Affordable housing has been a key issue in the debate, and is a salient case in point for how developer fees can be counterproductive. The biggest factor responsible for escalating housing prices in Seattle is that demand is outpacing supply. Employers like Amazon are attracting highly paid workers who want to live in Seattle and can afford to pay a lot for housing. And when housing supply is limited, wealthier people will always be able to outbid those with lower-incomes. The most effective way to mitigate this escalation is to increase housing supply, which puts downward pressure on the prices of both new and existing housing throughout the City. Incentive fees may result in the production of a relatively small amount of subsidized affordable housing, but some of the cost of that subsidy can be expected to be absorbed in the new market rate housing, driving up prices. Even worse, if developers take a pass on the incentive fees and produce less housing as a result, again, housing prices will be driven up due to lower supply. Developer fees will benefit the few who are lucky enough to get to the front of the line for a subsidized unit, but ultimately, their benefit will come at the expense of far greater numbers of people throughout the neighborhood and City who end up paying more for market rate housing.

Much has been said about the fairness of development in South Lake Union. Based on the reasons given above, I believe Council should acknowledge that one of the most effective ways to maximize fairness and equity is to ensure that regulations do not create barriers to the production housing supply, or cause an increase in the cost of producing buildings. Because in the end, restricting housing supply and increasing its cost will disproportionately punish those on the lower end of the income spectrum. (Not to mention that property taxes from new development help fund services for the less fortunate.) And every time restricted supply and the resultant high prices in urban centers causes more development to occur on the urban fringe instead, everybody loses for decades to come. Furthermore, Council should also recognize that not only is it counterproductive to overly burden new private development with the provision of public benefits such as affordable housing, it is also unfair. The burden of providing public benefits should fall on the City as a whole, including current property owners. It makes no sense at all to concentrate the burden on productive pursuits such as high density development that is a major public benefit in itself. Lastly, proponents argue that developer fees are fair because the financial hit gets passed on to a decrease in land price and therefore doesn’t impact the cost of building production. This may be true under ideal conditions, but in the real world it is exceedingly difficult to impose an incentive program that doesn’t encumber development. Given all that is to be gained from high density development in South Lake Union, it would be prudent for Council to err on the conservative side with developer fees so as to avoid the risk of compromising critical local and regional sustainable development goals.

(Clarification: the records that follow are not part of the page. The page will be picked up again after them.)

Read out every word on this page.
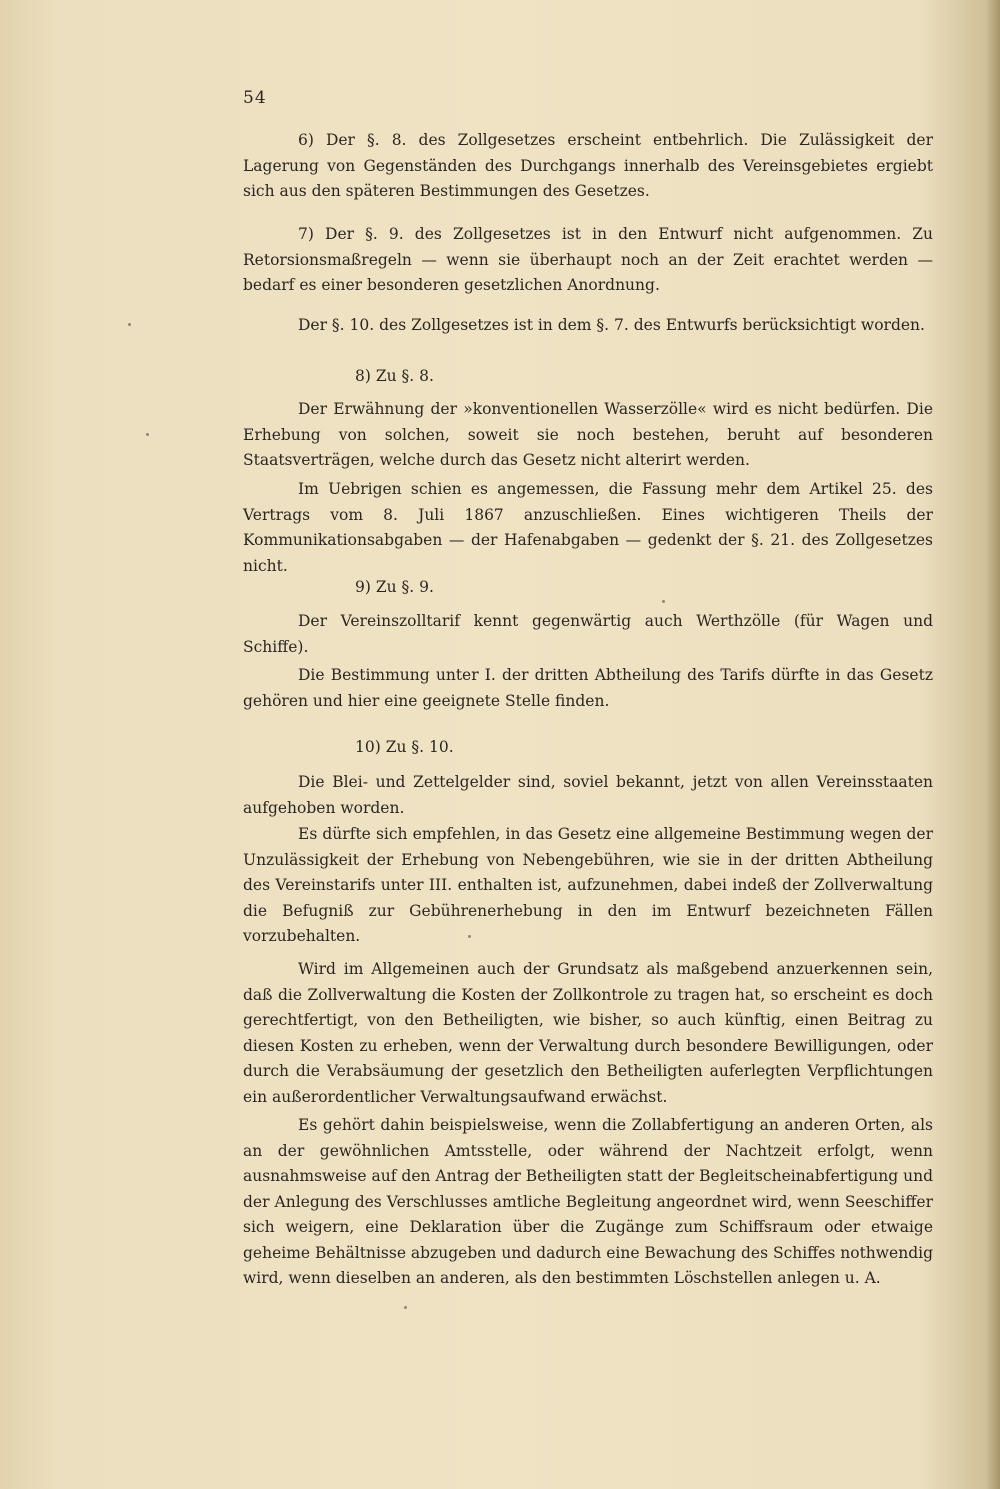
54
6) Der §. 8. des Zollgesetzes erscheint entbehrlich. Die Zulässigkeit der Lagerung von Gegenständen des Durchgangs innerhalb des Vereinsgebietes ergiebt sich aus den späteren Bestimmungen des Gesetzes.
7) Der §. 9. des Zollgesetzes ist in den Entwurf nicht aufgenommen. Zu Retorsionsmaßregeln — wenn sie überhaupt noch an der Zeit erachtet werden — bedarf es einer besonderen gesetzlichen Anordnung.
Der §. 10. des Zollgesetzes ist in dem §. 7. des Entwurfs berücksichtigt worden.
8) Zu §. 8.
Der Erwähnung der »konventionellen Wasserzölle« wird es nicht bedürfen. Die Erhebung von solchen, soweit sie noch bestehen, beruht auf besonderen Staatsverträgen, welche durch das Gesetz nicht alterirt werden.
Im Uebrigen schien es angemessen, die Fassung mehr dem Artikel 25. des Vertrags vom 8. Juli 1867 anzuschließen. Eines wichtigeren Theils der Kommunikationsabgaben — der Hafenabgaben — gedenkt der §. 21. des Zollgesetzes nicht.
9) Zu §. 9.
Der Vereinszolltarif kennt gegenwärtig auch Werthzölle (für Wagen und Schiffe).
Die Bestimmung unter I. der dritten Abtheilung des Tarifs dürfte in das Gesetz gehören und hier eine geeignete Stelle finden.
10) Zu §. 10.
Die Blei- und Zettelgelder sind, soviel bekannt, jetzt von allen Vereinsstaaten aufgehoben worden.
Es dürfte sich empfehlen, in das Gesetz eine allgemeine Bestimmung wegen der Unzulässigkeit der Erhebung von Nebengebühren, wie sie in der dritten Abtheilung des Vereinstarifs unter III. enthalten ist, aufzunehmen, dabei indeß der Zollverwaltung die Befugniß zur Gebührenerhebung in den im Entwurf bezeichneten Fällen vorzubehalten.
Wird im Allgemeinen auch der Grundsatz als maßgebend anzuerkennen sein, daß die Zollverwaltung die Kosten der Zollkontrole zu tragen hat, so erscheint es doch gerechtfertigt, von den Betheiligten, wie bisher, so auch künftig, einen Beitrag zu diesen Kosten zu erheben, wenn der Verwaltung durch besondere Bewilligungen, oder durch die Verabsäumung der gesetzlich den Betheiligten auferlegten Verpflichtungen ein außerordentlicher Verwaltungsaufwand erwächst.
Es gehört dahin beispielsweise, wenn die Zollabfertigung an anderen Orten, als an der gewöhnlichen Amtsstelle, oder während der Nachtzeit erfolgt, wenn ausnahmsweise auf den Antrag der Betheiligten statt der Begleitscheinabfertigung und der Anlegung des Verschlusses amtliche Begleitung angeordnet wird, wenn Seeschiffer sich weigern, eine Deklaration über die Zugänge zum Schiffsraum oder etwaige geheime Behältnisse abzugeben und dadurch eine Bewachung des Schiffes nothwendig wird, wenn dieselben an anderen, als den bestimmten Löschstellen anlegen u. A.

The proposed rezone includes developer incentive fees based on thorough due diligence and City precedents. Increasing fees and requirements runs the risk of doing more harm than good. Additional encumbrances and delays on development in South Lake Union will only lead to aggravated affordability problems in Seattle, and yet more 100-year decisions that yield unsustainable development on the low-density, urban fringe. The provision of public benefits is a important issue, but it deserves a much broader policy approach that the City should address independent of the South Lake Union rezone. For the good of the City, the region, and the planet, Council should approve the South Lake Union rezone as proposed, without further amendments and without further delay.